Conformational changes of pigment-protein complexes are typically induced under high light conditions leading to the depletion of excited singlet states by internal conversion and interaction with quenching groups in the protein backbone. Recently, such conformational changes were artificially introduced by freezing of PBS of cyanobacteria and it was shown that this can reduce the fluorescence quantum yield of the PBS by 90% (Maksimov et al., 2013).

Light harvesting complexes containing phycobiliproteins are not prone to triplet formation since phycocyanobilins (linear tetrapyrrols) do not undergo inter-system crossing. However triplet states are the prerequisite for the formation of highly reactive singlet oxygen (1AgO2)-.

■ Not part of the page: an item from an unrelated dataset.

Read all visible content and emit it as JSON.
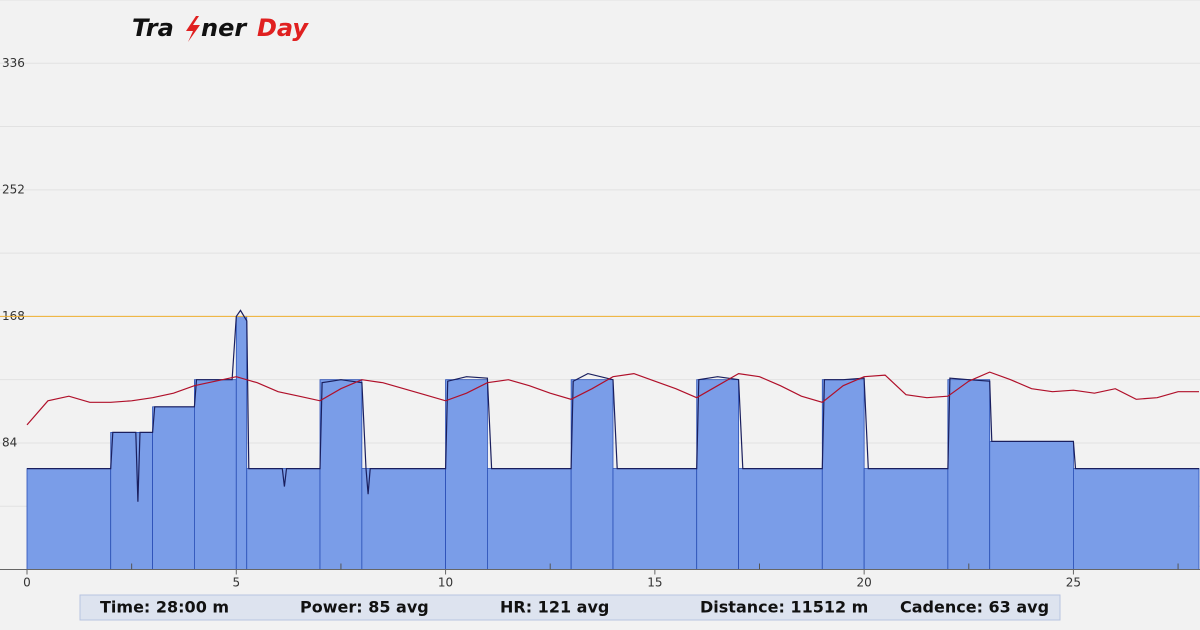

As they do not form triplets and 1AgO2, the PBS must not necessarily be quenched by carotenoids at high light conditions. The system just prevents EET to the Chl containing core antenna systems. Decoupling mechanisms seem also to occur that have been extensively studied for PBS and the rod-shaped phycobiliprotein antenna of the cyanobacterium A.marina including the EET processes on a molecular level (Schmitt et al., 2006; Theiss et al., 2008, 2011; Schmitt, 2011). It was found that the phycobiliprotein antenna of A.marina decouples from the PSII under cold stress (Schmitt et al., 2006) therefore reducing the influx of excitation energy into the PS II.

A detailed description of Chl a fluorescence as a reporter of the functional state of the PS II is found in (Strasser et al., 2000; Papageorgiou and Govindjee, 2005).